Question

A golf ball is released from rest from the top of a very tall building. Choose a coordinate system whose origin is at the starting point of the ball, and whose y axis points vertically upward. Neglecting air resistance, calculate the ve- locity of the ball after 3.04 s.

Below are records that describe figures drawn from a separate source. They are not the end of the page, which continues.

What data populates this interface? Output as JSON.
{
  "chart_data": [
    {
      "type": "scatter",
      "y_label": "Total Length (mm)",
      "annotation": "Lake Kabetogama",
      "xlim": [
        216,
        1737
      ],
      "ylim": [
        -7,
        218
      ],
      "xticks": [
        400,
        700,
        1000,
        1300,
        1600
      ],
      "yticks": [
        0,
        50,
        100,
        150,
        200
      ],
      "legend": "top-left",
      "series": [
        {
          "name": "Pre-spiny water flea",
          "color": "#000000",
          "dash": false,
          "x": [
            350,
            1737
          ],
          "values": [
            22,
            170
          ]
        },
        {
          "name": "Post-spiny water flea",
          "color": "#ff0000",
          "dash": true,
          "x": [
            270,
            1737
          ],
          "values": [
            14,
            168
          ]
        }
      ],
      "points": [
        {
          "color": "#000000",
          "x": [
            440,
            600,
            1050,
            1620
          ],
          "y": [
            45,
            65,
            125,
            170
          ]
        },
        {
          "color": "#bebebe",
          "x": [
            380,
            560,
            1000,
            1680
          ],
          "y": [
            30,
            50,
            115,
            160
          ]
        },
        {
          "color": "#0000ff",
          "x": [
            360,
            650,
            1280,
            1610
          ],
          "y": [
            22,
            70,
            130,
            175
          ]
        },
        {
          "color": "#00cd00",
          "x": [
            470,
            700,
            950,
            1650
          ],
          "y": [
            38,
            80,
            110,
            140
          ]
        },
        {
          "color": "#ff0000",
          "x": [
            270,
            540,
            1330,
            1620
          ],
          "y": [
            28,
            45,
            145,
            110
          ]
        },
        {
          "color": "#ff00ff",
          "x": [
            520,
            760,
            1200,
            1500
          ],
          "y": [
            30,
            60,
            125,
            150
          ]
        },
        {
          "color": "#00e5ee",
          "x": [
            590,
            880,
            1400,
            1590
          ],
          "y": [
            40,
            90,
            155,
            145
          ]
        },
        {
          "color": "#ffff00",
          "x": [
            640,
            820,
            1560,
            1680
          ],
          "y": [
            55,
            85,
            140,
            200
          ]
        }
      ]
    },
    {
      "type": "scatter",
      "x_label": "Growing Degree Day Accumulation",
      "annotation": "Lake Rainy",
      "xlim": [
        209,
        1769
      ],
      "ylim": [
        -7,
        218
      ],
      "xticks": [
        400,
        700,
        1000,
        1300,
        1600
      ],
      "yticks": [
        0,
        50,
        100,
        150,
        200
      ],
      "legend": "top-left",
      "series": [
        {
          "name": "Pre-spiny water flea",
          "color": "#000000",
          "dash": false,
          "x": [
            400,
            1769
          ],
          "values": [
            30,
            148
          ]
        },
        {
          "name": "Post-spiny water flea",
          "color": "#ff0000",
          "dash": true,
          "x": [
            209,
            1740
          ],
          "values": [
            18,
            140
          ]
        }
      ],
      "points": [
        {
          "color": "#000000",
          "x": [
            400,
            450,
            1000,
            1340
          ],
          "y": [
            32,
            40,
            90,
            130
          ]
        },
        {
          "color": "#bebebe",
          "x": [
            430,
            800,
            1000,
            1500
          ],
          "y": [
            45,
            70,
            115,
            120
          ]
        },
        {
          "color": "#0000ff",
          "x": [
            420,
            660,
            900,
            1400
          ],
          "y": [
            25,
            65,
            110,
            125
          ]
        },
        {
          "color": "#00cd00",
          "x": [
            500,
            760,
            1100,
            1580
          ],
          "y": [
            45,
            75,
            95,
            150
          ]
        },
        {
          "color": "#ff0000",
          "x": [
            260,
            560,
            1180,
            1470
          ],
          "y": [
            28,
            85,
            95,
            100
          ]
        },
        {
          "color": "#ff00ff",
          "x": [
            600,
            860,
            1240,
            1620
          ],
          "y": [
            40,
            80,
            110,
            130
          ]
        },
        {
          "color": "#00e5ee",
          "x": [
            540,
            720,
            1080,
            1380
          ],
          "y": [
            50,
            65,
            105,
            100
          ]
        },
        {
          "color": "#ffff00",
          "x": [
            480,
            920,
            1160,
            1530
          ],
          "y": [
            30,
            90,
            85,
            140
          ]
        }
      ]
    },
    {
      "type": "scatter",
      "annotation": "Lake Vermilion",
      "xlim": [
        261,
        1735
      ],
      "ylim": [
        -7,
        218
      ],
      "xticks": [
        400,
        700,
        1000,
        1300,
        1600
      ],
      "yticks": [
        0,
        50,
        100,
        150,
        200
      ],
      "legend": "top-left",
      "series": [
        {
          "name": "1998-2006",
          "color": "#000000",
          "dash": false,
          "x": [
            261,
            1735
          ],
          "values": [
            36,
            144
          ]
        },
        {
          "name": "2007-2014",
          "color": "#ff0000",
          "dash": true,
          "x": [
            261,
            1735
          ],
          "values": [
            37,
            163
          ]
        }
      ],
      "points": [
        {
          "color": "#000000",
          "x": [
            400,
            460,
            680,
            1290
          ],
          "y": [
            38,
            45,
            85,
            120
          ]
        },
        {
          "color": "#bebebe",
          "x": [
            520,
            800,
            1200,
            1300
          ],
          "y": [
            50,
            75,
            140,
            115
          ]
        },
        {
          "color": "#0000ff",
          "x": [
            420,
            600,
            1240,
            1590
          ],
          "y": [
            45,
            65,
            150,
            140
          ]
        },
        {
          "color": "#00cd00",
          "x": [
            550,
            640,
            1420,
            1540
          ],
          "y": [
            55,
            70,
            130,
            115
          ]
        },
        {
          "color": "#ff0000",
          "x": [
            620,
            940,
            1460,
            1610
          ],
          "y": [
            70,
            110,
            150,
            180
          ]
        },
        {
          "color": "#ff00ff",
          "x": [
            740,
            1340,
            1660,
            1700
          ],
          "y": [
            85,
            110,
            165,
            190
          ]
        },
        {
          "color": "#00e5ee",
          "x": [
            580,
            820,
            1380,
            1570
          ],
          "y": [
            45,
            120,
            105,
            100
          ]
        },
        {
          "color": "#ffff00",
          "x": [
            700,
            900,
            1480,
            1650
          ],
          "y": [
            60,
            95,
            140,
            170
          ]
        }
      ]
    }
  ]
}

The acceleration of gravity is 9.8 m/s2 . Answer in units of m/s.

Answer 1

Answer: $v=29.792m.s^{-1}$

Explanation:

Here given that:

• initial velocity of the golf ball, $u =0m.s^{-1}$
• a coordinate system pointing upwards with origin at the point of release.
• time, t = 3.04 seconds
• acceleration due to gravity, $g = 9.8 m.s^{-2}$

Now, we need to find the velocity (v) after the time 3.04 s.

From the given and required data we choose the suitable equation of motion: $v = u+at$

Putting the given values in the above equation:

$v= 0 - gt$ ∵the given frame of reference points in the upward directoin so we have negative on the downward side.

$v=0-9.8\times 3.04$

$v=29.792m.s^{-1}$

Answer 2

Answer:

Velocity of the ball after 3.04 (s) = 29.79 (m/s)

Explanation:

From the free fall movement we have the following formulas: $Vf^{2} = Vo^{2} - 2gh$ and $h=Vo*t - \frac{g*t^{2} }{2}$, First we need to find the height to time iqual to 3.04 s using the formula: $h=Vo*t - \frac{g*t^{2} }{2}$ and remember that golf ball was released from the rest (Vo= 0 (m/s)) so $h= (0 (m/s))*(3.04 (s)) - \frac{9.8 (m/s^2)*(3.04 (s))^{2} }{2}$, we get: h = -45.28 (m) with the height that we have got, now the velocity of the ball is calculate using $Vf^{2} = Vo^{2} - 2gh$ solving for Vf, we get: $Vf = \sqrt{Vo^{2}-2*g*h }$ replacing the values given $Vf = \sqrt{(0 m/s)^{2}-2*(9.8 m/s^2)*(-45.28 m) }$, so we get: Vf = 29.79 (m/s).